= Chrétien Géofroy Nestler =

French botanist (1777–1832)

Chrétien Géofroy Nestler, name also given as Christian Gottfried Nestler (1 March 1778, Strasbourg – 2 October 1832), was a botanist and pharmacist from Alsace.

He studied under Louis Claude Richard in Paris, and in 1806–1810 served as a military pharmacist. He was later a professor of botany to the faculty of medicine at the University of Strasbourg and a chief pharmacist of Strasbourg hospices. In 1816 he was appointed director of the botanical garden at Strasbourg. Together with Jean-Baptiste Mougeot, Antoine Mougeot and Wilhelm Philippe Schimper he edited some exsiccatae, among them Stirpes cryptogamae Vogeso-Rhenanae; quas in Rheni superioris inferiorisque, nec non Vogesorum praefecturis collegerunt (1843–1854).

As a taxonomist, he described a number of species within the genus Potentilla.

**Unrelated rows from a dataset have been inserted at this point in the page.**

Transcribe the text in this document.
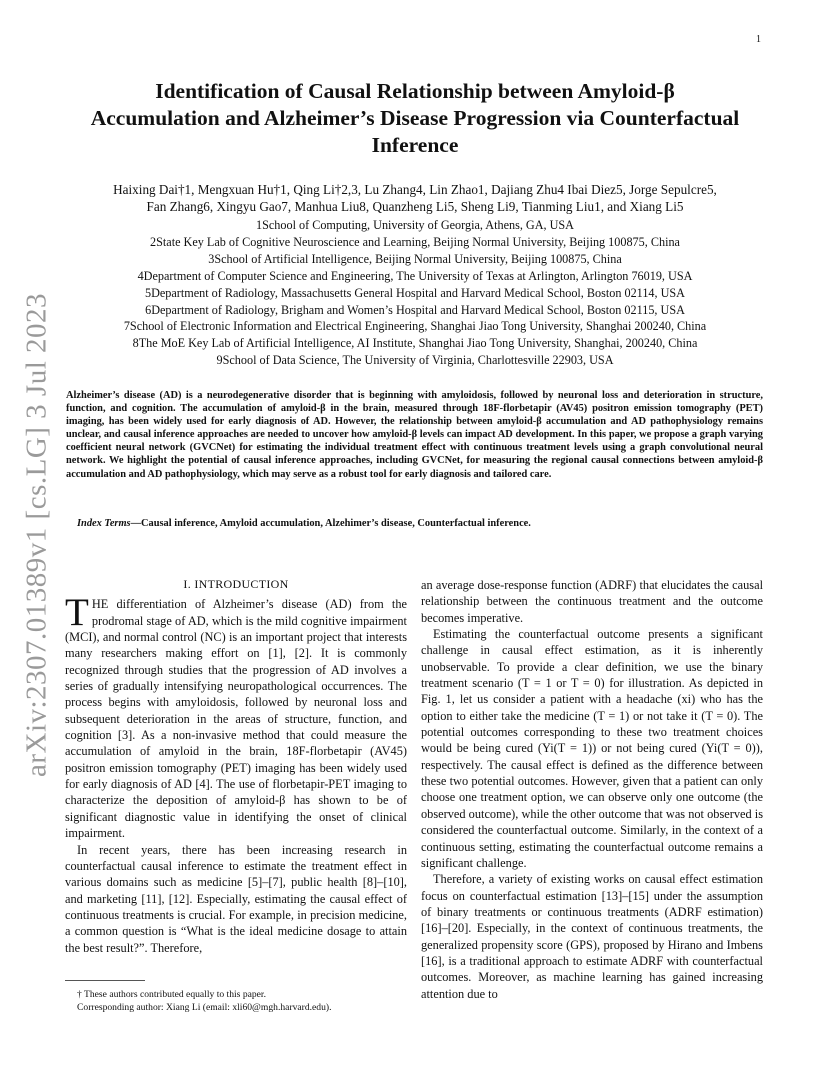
1
arXiv:2307.01389v1 [cs.LG] 3 Jul 2023
Identification of Causal Relationship between Amyloid-β Accumulation and Alzheimer’s Disease Progression via Counterfactual Inference
Haixing Dai†1, Mengxuan Hu†1, Qing Li†2,3, Lu Zhang4, Lin Zhao1, Dajiang Zhu4 Ibai Diez5, Jorge Sepulcre5,
Fan Zhang6, Xingyu Gao7, Manhua Liu8, Quanzheng Li5, Sheng Li9, Tianming Liu1, and Xiang Li5
1School of Computing, University of Georgia, Athens, GA, USA
2State Key Lab of Cognitive Neuroscience and Learning, Beijing Normal University, Beijing 100875, China
3School of Artificial Intelligence, Beijing Normal University, Beijing 100875, China
4Department of Computer Science and Engineering, The University of Texas at Arlington, Arlington 76019, USA
5Department of Radiology, Massachusetts General Hospital and Harvard Medical School, Boston 02114, USA
6Department of Radiology, Brigham and Women’s Hospital and Harvard Medical School, Boston 02115, USA
7School of Electronic Information and Electrical Engineering, Shanghai Jiao Tong University, Shanghai 200240, China
8The MoE Key Lab of Artificial Intelligence, AI Institute, Shanghai Jiao Tong University, Shanghai, 200240, China
9School of Data Science, The University of Virginia, Charlottesville 22903, USA

Alzheimer’s disease (AD) is a neurodegenerative disorder that is beginning with amyloidosis, followed by neuronal loss and deterioration in structure, function, and cognition. The accumulation of amyloid-β in the brain, measured through 18F-florbetapir (AV45) positron emission tomography (PET) imaging, has been widely used for early diagnosis of AD. However, the relationship between amyloid-β accumulation and AD pathophysiology remains unclear, and causal inference approaches are needed to uncover how amyloid-β levels can impact AD development. In this paper, we propose a graph varying coefficient neural network (GVCNet) for estimating the individual treatment effect with continuous treatment levels using a graph convolutional neural network. We highlight the potential of causal inference approaches, including GVCNet, for measuring the regional causal connections between amyloid-β accumulation and AD pathophysiology, which may serve as a robust tool for early diagnosis and tailored care.

Index Terms—Causal inference, Amyloid accumulation, Alzehimer’s disease, Counterfactual inference.

I. INTRODUCTION

THE differentiation of Alzheimer’s disease (AD) from the prodromal stage of AD, which is the mild cognitive impairment (MCI), and normal control (NC) is an important project that interests many researchers making effort on [1], [2]. It is commonly recognized through studies that the progression of AD involves a series of gradually intensifying neuropathological occurrences. The process begins with amyloidosis, followed by neuronal loss and subsequent deterioration in the areas of structure, function, and cognition [3]. As a non-invasive method that could measure the accumulation of amyloid in the brain, 18F-florbetapir (AV45) positron emission tomography (PET) imaging has been widely used for early diagnosis of AD [4]. The use of florbetapir-PET imaging to characterize the deposition of amyloid-β has shown to be of significant diagnostic value in identifying the onset of clinical impairment.

In recent years, there has been increasing research in counterfactual causal inference to estimate the treatment effect in various domains such as medicine [5]–[7], public health [8]–[10], and marketing [11], [12]. Especially, estimating the causal effect of continuous treatments is crucial. For example, in precision medicine, a common question is “What is the ideal medicine dosage to attain the best result?”. Therefore,

an average dose-response function (ADRF) that elucidates the causal relationship between the continuous treatment and the outcome becomes imperative.

Estimating the counterfactual outcome presents a significant challenge in causal effect estimation, as it is inherently unobservable. To provide a clear definition, we use the binary treatment scenario (T = 1 or T = 0) for illustration. As depicted in Fig. 1, let us consider a patient with a headache (xi) who has the option to either take the medicine (T = 1) or not take it (T = 0). The potential outcomes corresponding to these two treatment choices would be being cured (Yi(T = 1)) or not being cured (Yi(T = 0)), respectively. The causal effect is defined as the difference between these two potential outcomes. However, given that a patient can only choose one treatment option, we can observe only one outcome (the observed outcome), while the other outcome that was not observed is considered the counterfactual outcome. Similarly, in the context of a continuous setting, estimating the counterfactual outcome remains a significant challenge.

Therefore, a variety of existing works on causal effect estimation focus on counterfactual estimation [13]–[15] under the assumption of binary treatments or continuous treatments (ADRF estimation) [16]–[20]. Especially, in the context of continuous treatments, the generalized propensity score (GPS), proposed by Hirano and Imbens [16], is a traditional approach to estimate ADRF with counterfactual outcomes. Moreover, as machine learning has gained increasing attention due to

† These authors contributed equally to this paper.
Corresponding author: Xiang Li (email: xli60@mgh.harvard.edu).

The genus Nestlera (family Asteraceae) was named in his honor by Kurt Sprengel.

== Written works ==
- "Monographia de Potentilla præmissis nonnullis observationibus circa familiam Rosacearum". (1816).
- "Index plantarum quae in horto Academ. Argentinensi anno 1817 viguerunt" (1818).
- Notice sur le Sedum repens (1830).
- "Index alphabeticus: generum, specierum et synonymorum", with Jean-Baptiste Mougeot and Wilhelm Philippe Schimper (1843).
- "Stirpes cryptogamæ vogeso-rhenanæ: quas in Rheni superioris inferiorisque, nec non Vogesorum præfecturis", with Jean-Baptiste Mougeot and Wilhelm-Philippe Schimper (1854).